Food Systems Explorer
Compare farming approaches side by side. Adjust fertilizer rates, pesticide use, water irrigation, and energy inputs to see how they affect crop yield, soil health, water quality, and carbon footprint across conventional, organic, IPM, and permaculture systems.
Farm Configuration
Farm Output Summary
Trade-off Analysis
Environmental Impact
Reference Guide
Conventional vs Organic Farming
Conventional farming uses synthetic fertilizers and pesticides to maximize yield per hectare. Organic farming relies on natural inputs, crop rotation, and biological pest control, typically producing 20-25% lower yields but with significantly less environmental impact.
The yield gap varies by crop. For some vegetables the difference is small (5-10%), while for cereals it can reach 30%. Organic farms generally have 30% more species diversity and much lower pesticide residues in nearby waterways.
Eutrophication Process
When excess nitrogen and phosphorus run off farmland into lakes and rivers, they trigger eutrophication. This is a chain reaction where nutrient enrichment fuels algal blooms, which then die, decompose, and consume dissolved oxygen, potentially creating dead zones where aquatic life cannot survive.
The Gulf of Mexico dead zone, caused largely by fertilizer runoff from the Mississippi River basin, covers up to 22,000 square kilometers during summer months. Globally, more than 400 coastal dead zones have been identified.
Carbon Footprint of Agriculture
Agriculture accounts for 10-12% of global greenhouse gas emissions. The largest sources are synthetic fertilizer production (which requires natural gas), methane from rice paddies and livestock, and nitrous oxide from soil management.

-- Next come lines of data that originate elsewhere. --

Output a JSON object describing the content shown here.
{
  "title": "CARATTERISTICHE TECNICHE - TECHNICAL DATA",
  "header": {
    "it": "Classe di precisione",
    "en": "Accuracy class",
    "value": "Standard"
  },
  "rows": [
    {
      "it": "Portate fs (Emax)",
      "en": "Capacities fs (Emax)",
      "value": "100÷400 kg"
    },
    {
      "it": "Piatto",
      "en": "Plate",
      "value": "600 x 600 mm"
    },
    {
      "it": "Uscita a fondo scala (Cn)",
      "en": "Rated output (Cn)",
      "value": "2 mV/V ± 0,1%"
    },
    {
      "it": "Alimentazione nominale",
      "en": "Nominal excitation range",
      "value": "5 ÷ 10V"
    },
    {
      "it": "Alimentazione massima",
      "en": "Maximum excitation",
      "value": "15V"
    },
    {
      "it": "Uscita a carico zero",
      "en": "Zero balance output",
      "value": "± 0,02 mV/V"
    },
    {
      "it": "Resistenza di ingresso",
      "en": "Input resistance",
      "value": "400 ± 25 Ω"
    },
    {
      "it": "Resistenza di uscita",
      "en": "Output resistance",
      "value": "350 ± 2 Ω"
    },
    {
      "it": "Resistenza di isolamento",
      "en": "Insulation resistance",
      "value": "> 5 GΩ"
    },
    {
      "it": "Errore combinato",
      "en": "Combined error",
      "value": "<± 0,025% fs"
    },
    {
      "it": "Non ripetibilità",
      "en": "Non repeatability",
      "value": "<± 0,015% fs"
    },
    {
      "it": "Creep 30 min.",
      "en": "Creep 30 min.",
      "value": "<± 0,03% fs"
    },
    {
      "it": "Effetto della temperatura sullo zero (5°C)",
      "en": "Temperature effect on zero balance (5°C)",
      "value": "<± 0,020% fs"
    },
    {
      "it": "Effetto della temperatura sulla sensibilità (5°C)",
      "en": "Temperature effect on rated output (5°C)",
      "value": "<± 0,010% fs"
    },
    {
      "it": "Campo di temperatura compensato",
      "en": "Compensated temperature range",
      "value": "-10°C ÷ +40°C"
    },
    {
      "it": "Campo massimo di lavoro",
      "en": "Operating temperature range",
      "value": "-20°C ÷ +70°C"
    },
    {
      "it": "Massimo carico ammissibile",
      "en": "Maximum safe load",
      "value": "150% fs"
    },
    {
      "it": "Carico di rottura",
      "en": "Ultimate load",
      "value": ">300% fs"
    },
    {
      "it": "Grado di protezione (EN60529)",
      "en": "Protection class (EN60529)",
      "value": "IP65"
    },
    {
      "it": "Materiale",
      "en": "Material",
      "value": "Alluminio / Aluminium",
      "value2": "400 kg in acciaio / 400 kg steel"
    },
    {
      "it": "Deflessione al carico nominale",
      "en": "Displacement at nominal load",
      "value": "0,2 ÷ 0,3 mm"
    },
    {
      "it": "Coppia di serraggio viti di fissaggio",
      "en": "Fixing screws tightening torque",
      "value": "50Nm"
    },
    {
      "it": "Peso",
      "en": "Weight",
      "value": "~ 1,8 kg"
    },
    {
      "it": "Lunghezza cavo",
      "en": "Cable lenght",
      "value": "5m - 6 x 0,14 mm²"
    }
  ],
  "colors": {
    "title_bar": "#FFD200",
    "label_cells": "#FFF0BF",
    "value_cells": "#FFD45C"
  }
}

Producing 1 kg of nitrogen fertilizer emits about 5.5 kg of CO₂. Organic and permaculture systems can actually sequester carbon in soil through cover cropping and composting, partially offsetting their emissions.

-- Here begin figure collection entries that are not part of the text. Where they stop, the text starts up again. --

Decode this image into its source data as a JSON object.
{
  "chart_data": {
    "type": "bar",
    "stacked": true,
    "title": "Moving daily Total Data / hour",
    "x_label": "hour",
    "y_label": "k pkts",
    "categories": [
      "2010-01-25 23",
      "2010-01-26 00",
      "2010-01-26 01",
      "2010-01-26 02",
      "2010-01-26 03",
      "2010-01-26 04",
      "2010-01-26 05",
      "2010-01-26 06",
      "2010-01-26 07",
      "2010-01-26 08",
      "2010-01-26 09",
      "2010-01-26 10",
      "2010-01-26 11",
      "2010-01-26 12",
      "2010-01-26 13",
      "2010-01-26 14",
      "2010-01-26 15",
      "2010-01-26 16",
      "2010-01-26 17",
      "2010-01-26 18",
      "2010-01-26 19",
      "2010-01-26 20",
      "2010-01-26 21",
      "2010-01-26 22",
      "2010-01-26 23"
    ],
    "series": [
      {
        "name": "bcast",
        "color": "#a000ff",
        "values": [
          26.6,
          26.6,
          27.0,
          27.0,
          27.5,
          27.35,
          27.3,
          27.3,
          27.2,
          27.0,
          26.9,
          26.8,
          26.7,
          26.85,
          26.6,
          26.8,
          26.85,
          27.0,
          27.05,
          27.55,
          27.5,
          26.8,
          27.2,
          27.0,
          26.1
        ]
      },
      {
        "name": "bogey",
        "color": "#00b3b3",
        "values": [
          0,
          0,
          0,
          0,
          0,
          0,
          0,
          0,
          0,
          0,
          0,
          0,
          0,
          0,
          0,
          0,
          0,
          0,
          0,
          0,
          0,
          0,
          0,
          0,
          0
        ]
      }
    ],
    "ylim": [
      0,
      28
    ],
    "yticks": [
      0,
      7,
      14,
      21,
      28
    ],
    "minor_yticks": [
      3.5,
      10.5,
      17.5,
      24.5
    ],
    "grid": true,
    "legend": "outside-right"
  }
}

Integrated Pest Management
IPM combines biological controls, habitat manipulation, resistant crop varieties, and targeted pesticide use to manage pests with minimal environmental impact. Pesticides are used only when monitoring indicates they are needed, not on a fixed schedule.
IPM can reduce pesticide use by 50-80% compared to conventional methods while maintaining 85-95% of conventional yields. Beneficial insects like ladybugs, lacewings, and parasitic wasps are encouraged as natural pest predators.